Let $\epsilon \in \R_{>0}$ be a strictly positive real number.
Let $\map { {B_\epsilon}^-} a$ be the closed $\epsilon$-ball of $a$ in $\struct{R, \norm {\,\cdot\,} }$.
Then:
- $a \in \map { {B_\epsilon}^-} a$
P-adic Numbers
Let $p$ be a prime number.
Let $\struct {\Q_p, \norm {\,\cdot\,}_p}$ be the $p$-adic numbers.
Let $a \in \Q_p$.
Let $\epsilon \in \R_{>0}$ be a strictly positive real number.

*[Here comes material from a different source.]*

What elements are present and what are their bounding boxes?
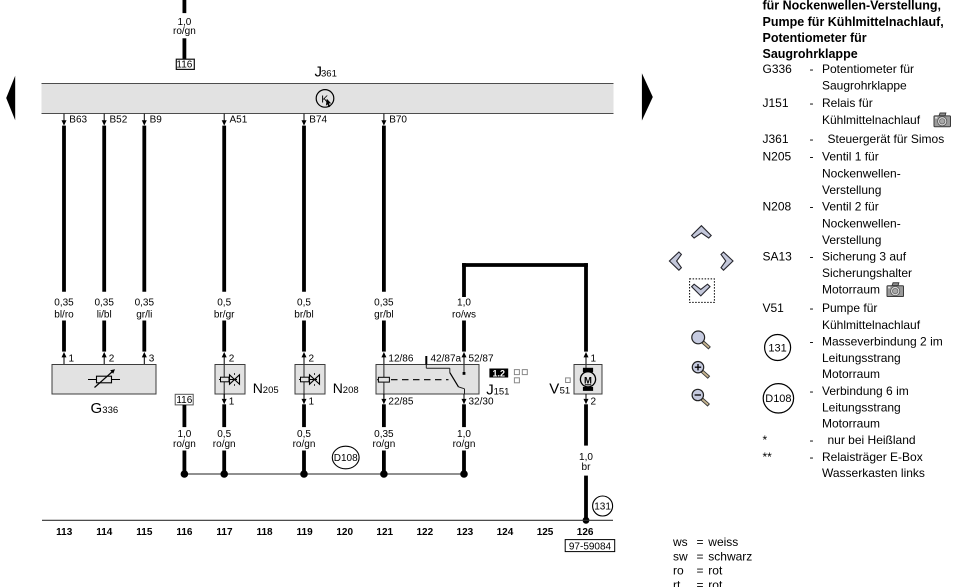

Let $\map { {B_\epsilon}^-} a$ be the closed $\epsilon$-ball of $a$ in $\struct {\Q_p, \norm {\,\cdot\,}_p}$.
Then:
- $a \in \map { {B_\epsilon}^-} a$
Proof
By metric axiom $(\text M 1)$:
- $\map d {a, a} = 0$
By assumption:
- $\epsilon > 0$
Hence:
- $\map d {a, a} < \epsilon$
By definition of the closed $\epsilon$-ball of $a$ $\map {{B_\epsilon}^-} a$ in $M$:
- $a \in \map { {B_\epsilon}^-} a$
$\blacksquare$